Monday, July 25, 2011

Has the US a more nuanced approached to North Korea?

Lord love a duck: US secretary of state Hillary Clinton has never relaxed a muscle when it comes to confronting North Korea at a time when, once again, Pyongyang has called for reconvening six party talks in Beijing, in abeyance for the last few years, without preconditions.
A breakthrough of sorts has occurred during side discussions between North and South Korea at the ASEAN meeting in Bali, Indonesia.
ROK’s Lee Myung bak’s hard nosed policy can hardly go any further short of restarting a shooting war on the Korean peninsula. Its sanctions against the North has not brought it any closer to humbling Lee’s ‘nemesis’, Kim Jong il.
The North for its part will argue for resumption of food aid by its willingness to better discuss its nuclear and rocket programmes.
Pyongyang is willing to make ‘concessions’ but the South also has to bite the bullet, in order to restore a status quo ante of civility.
Will the US play the role of spoiler? It looks as though it might. Clinton pointing her stern school mistress finger at the DPRK has once more recited her rosary of sorrows in telling North Korea what it has to do.
You would think that after more than 65 years of elaborating policy against and towards the DPRK, she and her entourage at the department of state would have learnt some simple ground rules. And then again, she might have.
The walls of resistance thrown up by South Korea, Japan, and the US are showing signs of cracking. These three countries formed an anti North front by proposing terms which North Korea and China and Russia would find unacceptable to return to talks in Beijing.
Now that the ROK and DPRK have reached an understanding, Clinton has invited a top ranking official from the North to the US for ‘talks’. Clinton’s response is in line with Lee Myung bak’s approach. Since US policy towards North Korea is coordinated with the South’s, Washington had to go along.

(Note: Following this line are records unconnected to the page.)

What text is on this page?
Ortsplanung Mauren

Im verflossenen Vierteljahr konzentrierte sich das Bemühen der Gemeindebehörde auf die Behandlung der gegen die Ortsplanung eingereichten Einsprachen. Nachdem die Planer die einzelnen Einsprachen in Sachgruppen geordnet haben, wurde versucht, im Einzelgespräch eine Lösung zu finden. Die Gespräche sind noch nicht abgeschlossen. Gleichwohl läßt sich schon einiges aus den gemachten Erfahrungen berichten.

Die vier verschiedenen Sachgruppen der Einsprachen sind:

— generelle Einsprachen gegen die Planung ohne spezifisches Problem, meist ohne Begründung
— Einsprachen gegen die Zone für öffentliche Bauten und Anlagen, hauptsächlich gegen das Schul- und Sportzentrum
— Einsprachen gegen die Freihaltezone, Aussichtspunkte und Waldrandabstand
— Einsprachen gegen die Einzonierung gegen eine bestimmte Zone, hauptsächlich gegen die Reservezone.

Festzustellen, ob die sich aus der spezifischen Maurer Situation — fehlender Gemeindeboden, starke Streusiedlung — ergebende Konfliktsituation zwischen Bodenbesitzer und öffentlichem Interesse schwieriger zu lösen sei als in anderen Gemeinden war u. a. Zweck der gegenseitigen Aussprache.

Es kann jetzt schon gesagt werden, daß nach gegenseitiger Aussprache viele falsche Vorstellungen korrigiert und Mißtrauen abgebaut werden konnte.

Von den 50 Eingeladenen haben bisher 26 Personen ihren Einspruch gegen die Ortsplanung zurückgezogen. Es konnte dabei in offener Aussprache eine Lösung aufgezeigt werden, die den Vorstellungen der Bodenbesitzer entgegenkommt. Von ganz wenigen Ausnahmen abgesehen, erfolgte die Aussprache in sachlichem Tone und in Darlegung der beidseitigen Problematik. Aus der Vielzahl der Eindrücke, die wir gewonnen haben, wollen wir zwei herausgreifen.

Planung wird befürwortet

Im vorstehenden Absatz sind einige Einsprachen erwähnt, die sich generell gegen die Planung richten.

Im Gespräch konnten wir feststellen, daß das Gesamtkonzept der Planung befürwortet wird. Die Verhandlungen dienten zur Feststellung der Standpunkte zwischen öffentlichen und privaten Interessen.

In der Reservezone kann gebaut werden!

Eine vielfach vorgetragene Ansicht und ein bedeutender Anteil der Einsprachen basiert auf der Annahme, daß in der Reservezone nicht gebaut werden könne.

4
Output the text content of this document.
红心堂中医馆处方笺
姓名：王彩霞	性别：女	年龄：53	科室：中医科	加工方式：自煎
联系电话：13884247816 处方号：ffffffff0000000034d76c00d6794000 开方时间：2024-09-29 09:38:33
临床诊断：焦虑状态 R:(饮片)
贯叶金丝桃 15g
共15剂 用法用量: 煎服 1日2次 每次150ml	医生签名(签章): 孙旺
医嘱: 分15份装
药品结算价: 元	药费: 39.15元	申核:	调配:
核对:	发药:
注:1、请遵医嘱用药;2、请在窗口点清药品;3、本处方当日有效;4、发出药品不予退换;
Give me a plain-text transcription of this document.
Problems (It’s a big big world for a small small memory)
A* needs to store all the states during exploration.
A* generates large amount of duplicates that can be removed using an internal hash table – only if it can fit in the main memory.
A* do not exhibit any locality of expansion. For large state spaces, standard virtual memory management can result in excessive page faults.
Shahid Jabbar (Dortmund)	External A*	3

Km Kye Gwan, North Korea’s first vice minister and former chief nuclear envoy, is no unknown quantity to US senior officials. He is scheduled to meet with senior US officials in New York.
The US has grown weary with dealing with North Korea, owing to its lack of patience in long drawn out talks that Pyongyang is skillful in pursuing. Although Clinton says the US will offer nor concede anything, her explanation is a smokescreen for what the Obama administration is willing to offer to restart talks in Beijing.
The US has come to a decision to offer food aid but at what price? If it expects an apology for the ‘Cheonan’ or the shelling of Pyeongyong, it might be disappointed. As it is, its approach yoked to Seoul’s and Tokyo’s has proved less than successful. North Korea feels it is time to ‘open’ talks, which is too tempting for the South and the US and Japan to ignore.
If there is a meeting of the minds, events towards the nuclear problem, food aid, and other issues might take off at a quicker pace than we would have thought possible a few months ago.